Depuis sa libération, Yessoo Veeranah se serait fait tout petit. Ayant perdu ses deux parents et son unique frère – décédé dans un accident de la route –, il se serait retrouvé seul chez lui. Sollicité, un de ses cousins avoue ne pas avoir trop eu de ses nouvelles depuis : «Nous habitons la même localité mais nous ne le voyons pratiquement jamais. Il est devenu quelqu’un de très réservé depuis sa sortie de prison. Il passe son temps chez lui ou à travailler. Nous ne connaissons même pas les gens qu’il fréquente.» Pourtant, l’ancien étudiant en médecine, aujourd’hui âgé de 39 ans, a su trouver le moyen de faire parler de lui à nouveau, toujours pour de très mauvaises raisons. Il se retrouve, cette fois, impliqué dans une affaire de tentative de meurtre. L’enquête, menée par la Criminal Investigation Division (CID) de Piton, est toujours en cours afin de faire la lumière sur cette affaire.
Les faits remontent au jeudi 2 juillet. À la mi-journée, ce jour-là, alors qu’elle marche sur la route principale de Rivière-du-Rempart, près des Galeries Fokeerbux, une femme est percutée de plein fouet par une voiture, alors qu’elle est sur le point de traverser la route. Au volant de la Peugeot noire se trouve Yessoo Veeranah. On aurait pu croire qu’il s’agit juste d’un malheureux accident de la route. D’autant qu’après le drame, le trentenaire est descendu du véhicule pour s’enquérir de l’état de santé de la piétonne avant de se rendre au poste de police de la localité pour rapporter le cas. Cependant, d’autres éléments sont venus semer le doute dans l’esprit des enquêteurs.
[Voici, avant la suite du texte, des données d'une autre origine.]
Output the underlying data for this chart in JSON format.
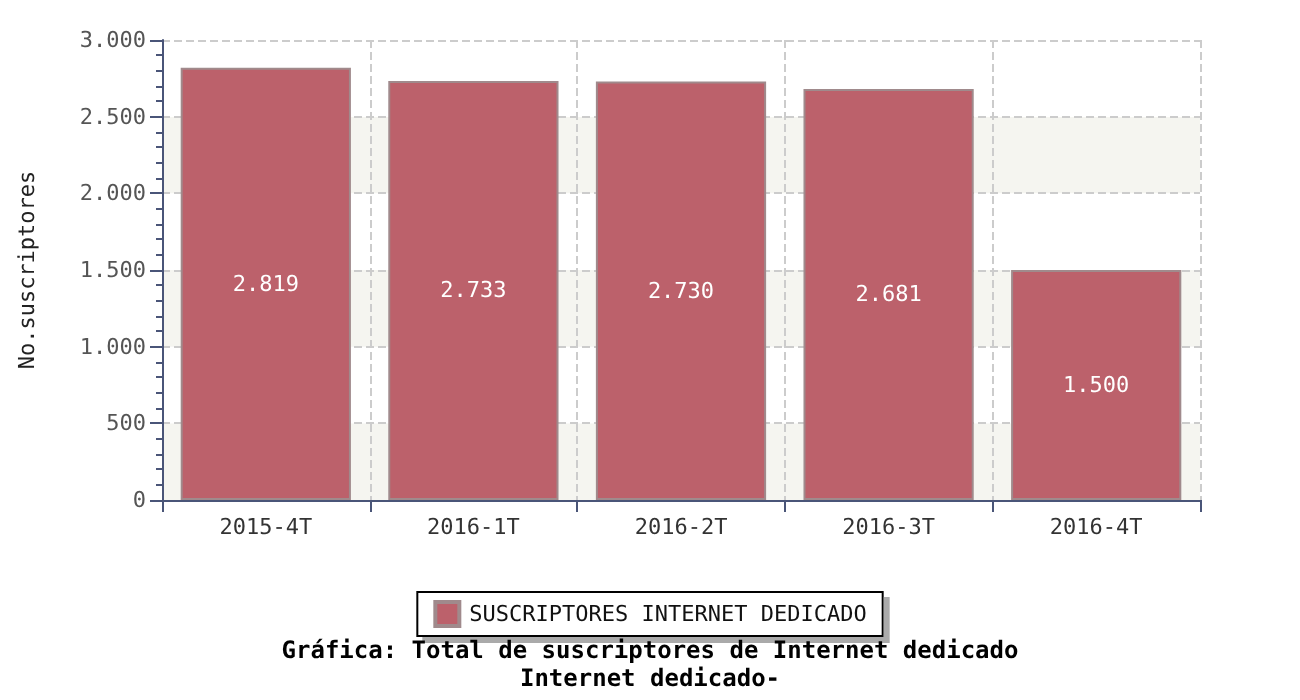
{
  "chart_data": {
    "type": "bar",
    "title": "Gráfica: Total de suscriptores de Internet dedicado",
    "subtitle": "Internet dedicado-",
    "ylabel": "No.suscriptores",
    "categories": [
      "2015-4T",
      "2016-1T",
      "2016-2T",
      "2016-3T",
      "2016-4T"
    ],
    "series": [
      {
        "name": "SUSCRIPTORES INTERNET DEDICADO",
        "color": "#bc616b",
        "values": [
          2819,
          2733,
          2730,
          2681,
          1500
        ],
        "value_labels": [
          "2.819",
          "2.733",
          "2.730",
          "2.681",
          "1.500"
        ]
      }
    ],
    "ylim": [
      0,
      3000
    ],
    "yticks": [
      {
        "value": 0,
        "label": "0"
      },
      {
        "value": 500,
        "label": "500"
      },
      {
        "value": 1000,
        "label": "1.000"
      },
      {
        "value": 1500,
        "label": "1.500"
      },
      {
        "value": 2000,
        "label": "2.000"
      },
      {
        "value": 2500,
        "label": "2.500"
      },
      {
        "value": 3000,
        "label": "3.000"
      }
    ],
    "grid": true,
    "legend": "bottom"
  }
}
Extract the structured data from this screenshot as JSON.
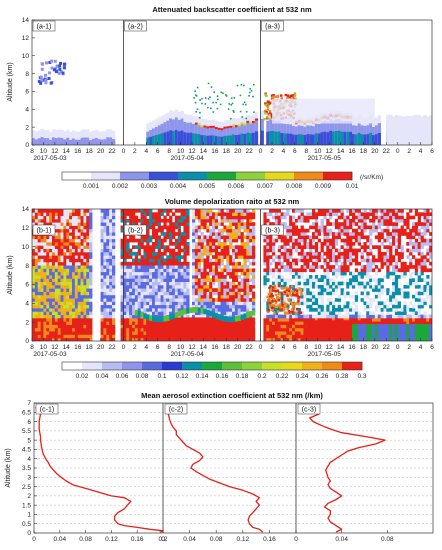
{
  "chart_data": [
    {
      "type": "heatmap",
      "title": "Attenuated backscatter coefficient at 532 nm",
      "ylabel": "Altitude (km)",
      "ylim": [
        0,
        14
      ],
      "yticks": [
        "0",
        "2",
        "4",
        "6",
        "8",
        "10",
        "12",
        "14"
      ],
      "xticks": [
        "8",
        "10",
        "12",
        "14",
        "16",
        "18",
        "20",
        "22",
        "0",
        "2",
        "4",
        "6",
        "8",
        "10",
        "12",
        "14",
        "16",
        "18",
        "20",
        "22",
        "0",
        "2",
        "4",
        "6",
        "8",
        "10",
        "12",
        "14",
        "16",
        "18",
        "20",
        "22",
        "0",
        "2",
        "4",
        "6"
      ],
      "dates": [
        "2017-05-03",
        "2017-05-04",
        "2017-05-05"
      ],
      "subplots": [
        "(a-1)",
        "(a-2)",
        "(a-3)"
      ],
      "colorbar": {
        "ticks": [
          "0.001",
          "0.002",
          "0.003",
          "0.004",
          "0.005",
          "0.006",
          "0.007",
          "0.008",
          "0.009",
          "0.01"
        ],
        "unit": "(/sr/Km)",
        "colors": [
          "#ffffff",
          "#e6e6fa",
          "#8f95ea",
          "#3a4fd8",
          "#0a8fa8",
          "#1aa83c",
          "#8ed23a",
          "#e6d81a",
          "#f08a1a",
          "#e8201a"
        ]
      }
    },
    {
      "type": "heatmap",
      "title": "Volume depolarization raito at 532 nm",
      "ylabel": "Altitude (km)",
      "ylim": [
        0,
        14
      ],
      "yticks": [
        "0",
        "2",
        "4",
        "6",
        "8",
        "10",
        "12",
        "14"
      ],
      "xticks": [
        "8",
        "10",
        "12",
        "14",
        "16",
        "18",
        "20",
        "22",
        "0",
        "2",
        "4",
        "6",
        "8",
        "10",
        "12",
        "14",
        "16",
        "18",
        "20",
        "22",
        "0",
        "2",
        "4",
        "6",
        "8",
        "10",
        "12",
        "14",
        "16",
        "18",
        "20",
        "22",
        "0",
        "2",
        "4",
        "6"
      ],
      "dates": [
        "2017-05-03",
        "2017-05-04",
        "2017-05-05"
      ],
      "subplots": [
        "(b-1)",
        "(b-2)",
        "(b-3)"
      ],
      "colorbar": {
        "ticks": [
          "0.02",
          "0.04",
          "0.06",
          "0.08",
          "0.1",
          "0.12",
          "0.14",
          "0.16",
          "0.18",
          "0.2",
          "0.22",
          "0.24",
          "0.26",
          "0.28",
          "0.3"
        ],
        "colors": [
          "#ffffff",
          "#e6e6fa",
          "#b8bcf2",
          "#8f95ea",
          "#5a6ae0",
          "#2a3ad0",
          "#0a8fa8",
          "#1aa83c",
          "#5cc03a",
          "#8ed23a",
          "#c8e02a",
          "#e6d81a",
          "#f0b01a",
          "#f08a1a",
          "#e8201a"
        ]
      }
    },
    {
      "type": "line",
      "title": "Mean aerosol extinction coefficient at 532 nm (/km)",
      "ylabel": "Altitude (km)",
      "ylim": [
        0,
        7
      ],
      "yticks": [
        "0",
        "0.5",
        "1",
        "1.5",
        "2",
        "2.5",
        "3",
        "3.5",
        "4",
        "4.5",
        "5",
        "5.5",
        "6",
        "6.5",
        "7"
      ],
      "grid": true,
      "color": "#e8201a",
      "panels": [
        {
          "label": "(c-1)",
          "xlim": [
            0,
            0.2
          ],
          "xticks": [
            "0",
            "0.04",
            "0.08",
            "0.12",
            "0.16",
            "0.2"
          ],
          "profile": [
            [
              0.195,
              0.05
            ],
            [
              0.2,
              0.12
            ],
            [
              0.18,
              0.2
            ],
            [
              0.16,
              0.3
            ],
            [
              0.14,
              0.4
            ],
            [
              0.13,
              0.5
            ],
            [
              0.125,
              0.7
            ],
            [
              0.125,
              0.9
            ],
            [
              0.13,
              1.1
            ],
            [
              0.14,
              1.3
            ],
            [
              0.145,
              1.5
            ],
            [
              0.15,
              1.7
            ],
            [
              0.14,
              1.9
            ],
            [
              0.12,
              2.0
            ],
            [
              0.1,
              2.2
            ],
            [
              0.08,
              2.4
            ],
            [
              0.06,
              2.6
            ],
            [
              0.05,
              2.8
            ],
            [
              0.042,
              3.0
            ],
            [
              0.035,
              3.2
            ],
            [
              0.03,
              3.4
            ],
            [
              0.025,
              3.6
            ],
            [
              0.022,
              3.8
            ],
            [
              0.018,
              4.0
            ],
            [
              0.015,
              4.2
            ],
            [
              0.013,
              4.4
            ],
            [
              0.012,
              4.6
            ],
            [
              0.011,
              4.8
            ],
            [
              0.01,
              5.0
            ],
            [
              0.01,
              5.2
            ],
            [
              0.009,
              5.4
            ],
            [
              0.008,
              5.6
            ],
            [
              0.008,
              5.8
            ],
            [
              0.008,
              6.0
            ],
            [
              0.009,
              6.2
            ],
            [
              0.01,
              6.4
            ],
            [
              0.006,
              6.5
            ],
            [
              0.004,
              6.6
            ],
            [
              0.003,
              6.8
            ]
          ]
        },
        {
          "label": "(c-2)",
          "xlim": [
            0,
            0.2
          ],
          "xticks": [
            "0",
            "0.04",
            "0.08",
            "0.12",
            "0.16"
          ],
          "profile": [
            [
              0.15,
              0.05
            ],
            [
              0.145,
              0.2
            ],
            [
              0.135,
              0.3
            ],
            [
              0.13,
              0.5
            ],
            [
              0.128,
              0.7
            ],
            [
              0.13,
              0.9
            ],
            [
              0.135,
              1.1
            ],
            [
              0.14,
              1.3
            ],
            [
              0.145,
              1.5
            ],
            [
              0.14,
              1.7
            ],
            [
              0.145,
              1.9
            ],
            [
              0.135,
              2.1
            ],
            [
              0.12,
              2.3
            ],
            [
              0.1,
              2.5
            ],
            [
              0.085,
              2.7
            ],
            [
              0.07,
              2.9
            ],
            [
              0.06,
              3.1
            ],
            [
              0.05,
              3.3
            ],
            [
              0.042,
              3.5
            ],
            [
              0.045,
              3.7
            ],
            [
              0.055,
              3.9
            ],
            [
              0.06,
              4.1
            ],
            [
              0.055,
              4.3
            ],
            [
              0.045,
              4.5
            ],
            [
              0.035,
              4.7
            ],
            [
              0.03,
              4.9
            ],
            [
              0.025,
              5.1
            ],
            [
              0.02,
              5.3
            ],
            [
              0.02,
              5.5
            ],
            [
              0.015,
              5.7
            ],
            [
              0.012,
              5.9
            ],
            [
              0.01,
              6.1
            ],
            [
              0.008,
              6.4
            ],
            [
              0.004,
              6.8
            ]
          ]
        },
        {
          "label": "(c-3)",
          "xlim": [
            0,
            0.12
          ],
          "xticks": [
            "0",
            "0.04",
            "0.08"
          ],
          "profile": [
            [
              0.035,
              0.05
            ],
            [
              0.04,
              0.2
            ],
            [
              0.035,
              0.4
            ],
            [
              0.03,
              0.6
            ],
            [
              0.028,
              0.8
            ],
            [
              0.03,
              1.0
            ],
            [
              0.03,
              1.2
            ],
            [
              0.025,
              1.4
            ],
            [
              0.028,
              1.6
            ],
            [
              0.035,
              1.8
            ],
            [
              0.04,
              2.0
            ],
            [
              0.035,
              2.2
            ],
            [
              0.03,
              2.4
            ],
            [
              0.028,
              2.6
            ],
            [
              0.03,
              2.8
            ],
            [
              0.028,
              3.0
            ],
            [
              0.027,
              3.2
            ],
            [
              0.026,
              3.4
            ],
            [
              0.028,
              3.6
            ],
            [
              0.03,
              3.8
            ],
            [
              0.035,
              4.0
            ],
            [
              0.04,
              4.2
            ],
            [
              0.045,
              4.4
            ],
            [
              0.055,
              4.6
            ],
            [
              0.07,
              4.8
            ],
            [
              0.078,
              5.0
            ],
            [
              0.06,
              5.2
            ],
            [
              0.04,
              5.4
            ],
            [
              0.03,
              5.6
            ],
            [
              0.022,
              5.8
            ],
            [
              0.015,
              6.0
            ],
            [
              0.012,
              6.2
            ],
            [
              0.02,
              6.4
            ],
            [
              0.008,
              6.6
            ],
            [
              0.004,
              6.8
            ]
          ]
        }
      ]
    }
  ]
}
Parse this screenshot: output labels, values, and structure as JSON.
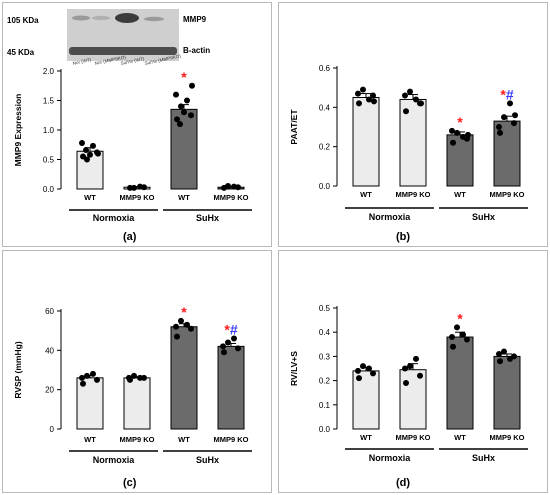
{
  "figure": {
    "panel_labels": [
      "(a)",
      "(b)",
      "(c)",
      "(d)"
    ],
    "colors": {
      "light_bar": "#ececec",
      "dark_bar": "#6b6b6b",
      "star": "#ff1a1a",
      "hash": "#3a3aff",
      "axis": "#000000"
    }
  },
  "blot": {
    "size_top": "105 KDa",
    "size_bottom": "45 KDa",
    "band_top": "MMP9",
    "band_bottom": "B-actin",
    "lane_labels": [
      "Nor (WT)",
      "Nor (MMP9KO)",
      "Su/Hx (WT)",
      "Su/Hx (MMP9KO)"
    ]
  },
  "chart_data": [
    {
      "panel": "(a)",
      "type": "bar",
      "ylabel": "MMP9 Expression",
      "ylim": [
        0,
        2.0
      ],
      "yticks": [
        "0.0",
        "0.5",
        "1.0",
        "1.5",
        "2.0"
      ],
      "ytick_values": [
        0,
        0.5,
        1.0,
        1.5,
        2.0
      ],
      "categories": [
        "WT",
        "MMP9 KO",
        "WT",
        "MMP9 KO"
      ],
      "groups": [
        "Normoxia",
        "SuHx"
      ],
      "values": [
        0.64,
        0.03,
        1.35,
        0.03
      ],
      "errors": [
        0.06,
        0.01,
        0.08,
        0.01
      ],
      "points": [
        [
          0.55,
          0.62,
          0.5,
          0.73,
          0.78,
          0.6,
          0.58,
          0.66
        ],
        [
          0.02,
          0.03,
          0.02,
          0.04
        ],
        [
          1.18,
          1.25,
          1.4,
          1.5,
          1.6,
          1.75,
          1.3,
          1.1
        ],
        [
          0.02,
          0.03,
          0.05,
          0.04
        ]
      ],
      "annotations": [
        "",
        "",
        "*",
        ""
      ]
    },
    {
      "panel": "(b)",
      "type": "bar",
      "ylabel": "PAAT/ET",
      "ylim": [
        0,
        0.6
      ],
      "yticks": [
        "0.0",
        "0.2",
        "0.4",
        "0.6"
      ],
      "ytick_values": [
        0,
        0.2,
        0.4,
        0.6
      ],
      "categories": [
        "WT",
        "MMP9 KO",
        "WT",
        "MMP9 KO"
      ],
      "groups": [
        "Normoxia",
        "SuHx"
      ],
      "values": [
        0.45,
        0.44,
        0.26,
        0.33
      ],
      "errors": [
        0.02,
        0.025,
        0.015,
        0.025
      ],
      "points": [
        [
          0.42,
          0.46,
          0.49,
          0.44,
          0.47,
          0.43
        ],
        [
          0.38,
          0.42,
          0.48,
          0.44,
          0.46,
          0.42
        ],
        [
          0.22,
          0.24,
          0.27,
          0.25,
          0.28,
          0.26
        ],
        [
          0.27,
          0.32,
          0.35,
          0.42,
          0.3,
          0.36
        ]
      ],
      "annotations": [
        "",
        "",
        "*",
        "*#"
      ]
    },
    {
      "panel": "(c)",
      "type": "bar",
      "ylabel": "RVSP (mmHg)",
      "ylim": [
        0,
        60
      ],
      "yticks": [
        "0",
        "20",
        "40",
        "60"
      ],
      "ytick_values": [
        0,
        20,
        40,
        60
      ],
      "categories": [
        "WT",
        "MMP9 KO",
        "WT",
        "MMP9 KO"
      ],
      "groups": [
        "Normoxia",
        "SuHx"
      ],
      "values": [
        26,
        26,
        52,
        42
      ],
      "errors": [
        1.2,
        0.6,
        1.5,
        1.5
      ],
      "points": [
        [
          23,
          25,
          27,
          28,
          26
        ],
        [
          25,
          26,
          27,
          26,
          26
        ],
        [
          47,
          51,
          55,
          53,
          52
        ],
        [
          39,
          41,
          44,
          46,
          42
        ]
      ],
      "annotations": [
        "",
        "",
        "*",
        "*#"
      ]
    },
    {
      "panel": "(d)",
      "type": "bar",
      "ylabel": "RV/LV+S",
      "ylim": [
        0,
        0.5
      ],
      "yticks": [
        "0.0",
        "0.1",
        "0.2",
        "0.3",
        "0.4",
        "0.5"
      ],
      "ytick_values": [
        0,
        0.1,
        0.2,
        0.3,
        0.4,
        0.5
      ],
      "categories": [
        "WT",
        "MMP9 KO",
        "WT",
        "MMP9 KO"
      ],
      "groups": [
        "Normoxia",
        "SuHx"
      ],
      "values": [
        0.24,
        0.245,
        0.38,
        0.3
      ],
      "errors": [
        0.015,
        0.025,
        0.02,
        0.01
      ],
      "points": [
        [
          0.21,
          0.23,
          0.26,
          0.25,
          0.24
        ],
        [
          0.19,
          0.22,
          0.26,
          0.29,
          0.25
        ],
        [
          0.34,
          0.37,
          0.42,
          0.39,
          0.38
        ],
        [
          0.28,
          0.3,
          0.32,
          0.29,
          0.31
        ]
      ],
      "annotations": [
        "",
        "",
        "*",
        ""
      ]
    }
  ]
}
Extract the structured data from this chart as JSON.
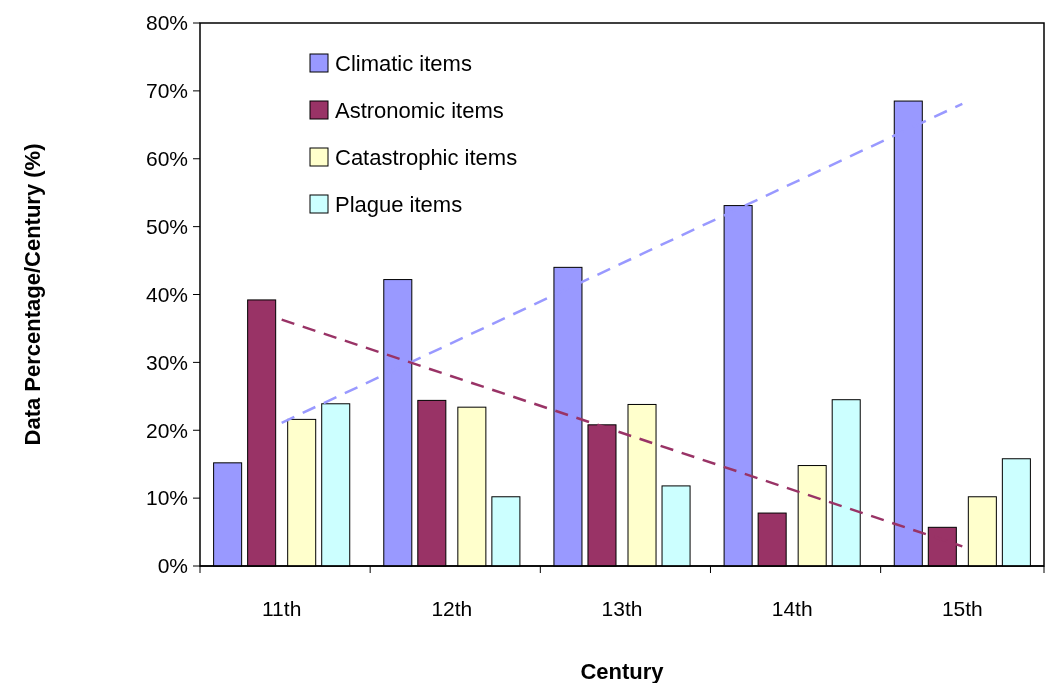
{
  "chart_data": {
    "type": "bar",
    "xlabel": "Century",
    "ylabel": "Data Percentage/Century (%)",
    "categories": [
      "11th",
      "12th",
      "13th",
      "14th",
      "15th"
    ],
    "series": [
      {
        "name": "Climatic items",
        "color": "#9999ff",
        "values": [
          15.2,
          42.2,
          44.0,
          53.1,
          68.5
        ]
      },
      {
        "name": "Astronomic items",
        "color": "#993366",
        "values": [
          39.2,
          24.4,
          20.8,
          7.8,
          5.7
        ]
      },
      {
        "name": "Catastrophic items",
        "color": "#ffffcc",
        "values": [
          21.6,
          23.4,
          23.8,
          14.8,
          10.2
        ]
      },
      {
        "name": "Plague items",
        "color": "#ccffff",
        "values": [
          23.9,
          10.2,
          11.8,
          24.5,
          15.8
        ]
      },
      {
        "type": "line",
        "color": "#9999ff",
        "line_style": "dashed",
        "x": [
          "11th",
          "15th"
        ],
        "values": [
          21.1,
          68.1
        ]
      },
      {
        "type": "line",
        "color": "#993366",
        "line_style": "dashed",
        "x": [
          "11th",
          "15th"
        ],
        "values": [
          36.3,
          2.9
        ]
      }
    ],
    "ylim": [
      0,
      80
    ],
    "yticks": [
      {
        "value": 0,
        "label": "0%"
      },
      {
        "value": 10,
        "label": "10%"
      },
      {
        "value": 20,
        "label": "20%"
      },
      {
        "value": 30,
        "label": "30%"
      },
      {
        "value": 40,
        "label": "40%"
      },
      {
        "value": 50,
        "label": "50%"
      },
      {
        "value": 60,
        "label": "60%"
      },
      {
        "value": 70,
        "label": "70%"
      },
      {
        "value": 80,
        "label": "80%"
      }
    ],
    "grid": false,
    "legend": "top left"
  }
}
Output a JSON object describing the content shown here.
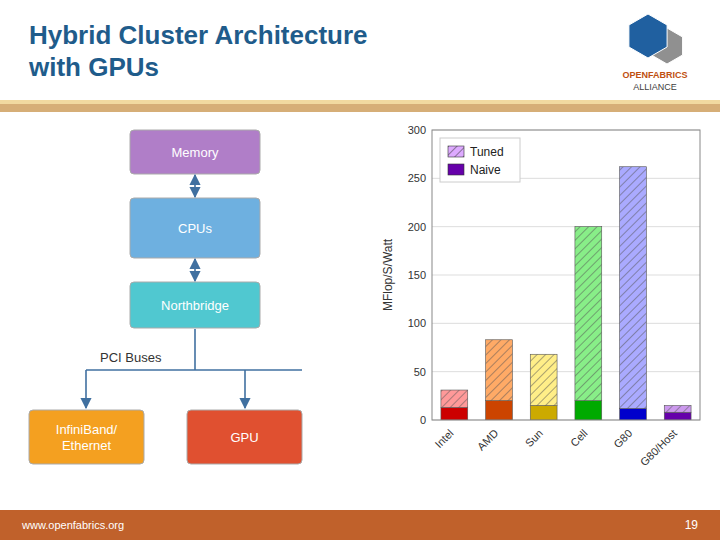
{
  "chart_data": {
    "type": "bar",
    "title": "Hybrid Cluster Architecture\nwith GPUs",
    "ylabel": "MFlop/S/Watt",
    "categories": [
      "Intel",
      "AMD",
      "Sun",
      "Cell",
      "G80",
      "G80/Host"
    ],
    "series": [
      {
        "name": "Naive",
        "color": "#6600AA",
        "colors": [
          "#CC0000",
          "#CC4400",
          "#CCAA00",
          "#00AA00",
          "#0000CC",
          "#6600AA"
        ],
        "values": [
          13,
          20,
          15,
          20,
          12,
          8
        ]
      },
      {
        "name": "Tuned",
        "color": "#DDAAFF",
        "colors": [
          "#FF9999",
          "#FFAA66",
          "#FFEE88",
          "#88EE88",
          "#AAAAFF",
          "#CC99EE"
        ],
        "values": [
          18,
          63,
          53,
          180,
          250,
          7
        ]
      }
    ],
    "stacked": true,
    "ylim": [
      0,
      300
    ],
    "yticks": [
      0,
      50,
      100,
      150,
      200,
      250,
      300
    ],
    "grid": true,
    "legend": "upper left",
    "annotations": [
      "Memory",
      "CPUs",
      "Northbridge",
      "InfiniBand/\nEthernet",
      "GPU",
      "PCI Buses",
      "OPENFABRICS",
      "ALLIANCE",
      "www.openfabrics.org",
      "19"
    ]
  }
}
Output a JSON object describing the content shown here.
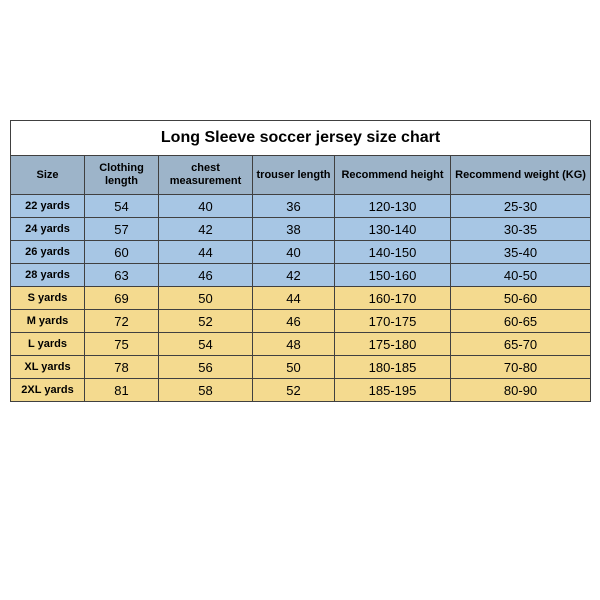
{
  "title": "Long Sleeve soccer jersey size chart",
  "colors": {
    "header_bg": "#9db4c9",
    "group_a_bg": "#a7c6e4",
    "group_b_bg": "#f4da8f",
    "border": "#404040",
    "title_bg": "#ffffff",
    "text": "#000000"
  },
  "columns": [
    {
      "key": "size",
      "label": "Size"
    },
    {
      "key": "clothing_length",
      "label": "Clothing length"
    },
    {
      "key": "chest",
      "label": "chest measurement"
    },
    {
      "key": "trouser_length",
      "label": "trouser length"
    },
    {
      "key": "rec_height",
      "label": "Recommend height"
    },
    {
      "key": "rec_weight",
      "label": "Recommend weight (KG)"
    }
  ],
  "rows": [
    {
      "group": "a",
      "size": "22 yards",
      "clothing_length": "54",
      "chest": "40",
      "trouser_length": "36",
      "rec_height": "120-130",
      "rec_weight": "25-30"
    },
    {
      "group": "a",
      "size": "24 yards",
      "clothing_length": "57",
      "chest": "42",
      "trouser_length": "38",
      "rec_height": "130-140",
      "rec_weight": "30-35"
    },
    {
      "group": "a",
      "size": "26 yards",
      "clothing_length": "60",
      "chest": "44",
      "trouser_length": "40",
      "rec_height": "140-150",
      "rec_weight": "35-40"
    },
    {
      "group": "a",
      "size": "28 yards",
      "clothing_length": "63",
      "chest": "46",
      "trouser_length": "42",
      "rec_height": "150-160",
      "rec_weight": "40-50"
    },
    {
      "group": "b",
      "size": "S yards",
      "clothing_length": "69",
      "chest": "50",
      "trouser_length": "44",
      "rec_height": "160-170",
      "rec_weight": "50-60"
    },
    {
      "group": "b",
      "size": "M yards",
      "clothing_length": "72",
      "chest": "52",
      "trouser_length": "46",
      "rec_height": "170-175",
      "rec_weight": "60-65"
    },
    {
      "group": "b",
      "size": "L yards",
      "clothing_length": "75",
      "chest": "54",
      "trouser_length": "48",
      "rec_height": "175-180",
      "rec_weight": "65-70"
    },
    {
      "group": "b",
      "size": "XL yards",
      "clothing_length": "78",
      "chest": "56",
      "trouser_length": "50",
      "rec_height": "180-185",
      "rec_weight": "70-80"
    },
    {
      "group": "b",
      "size": "2XL yards",
      "clothing_length": "81",
      "chest": "58",
      "trouser_length": "52",
      "rec_height": "185-195",
      "rec_weight": "80-90"
    }
  ]
}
Après avoir visionné les images des caméras de surveillance, la CID de Piton est finalement arrivée à une autre conclusion. Celles-ci démontrent que la voiture que conduisait Yassoo Veeranah s’est soudainement rabattue sur la gauche pour percuter Neha*. Cette dernière – une habitante de Plaine-des-Roches âgée de 44 ans – a été prise en charge par le personnel du Samu et admise à l’hôpital SSRN dans un état critique. Elle a été autorisée à regagner son domicile le mardi 7 juillet. La version des faits qu’elle a donnée aux enquêteurs aussitôt qu’elle a été en état de le faire n’a fait qu’appuyer la thèse de tentative de meurtre.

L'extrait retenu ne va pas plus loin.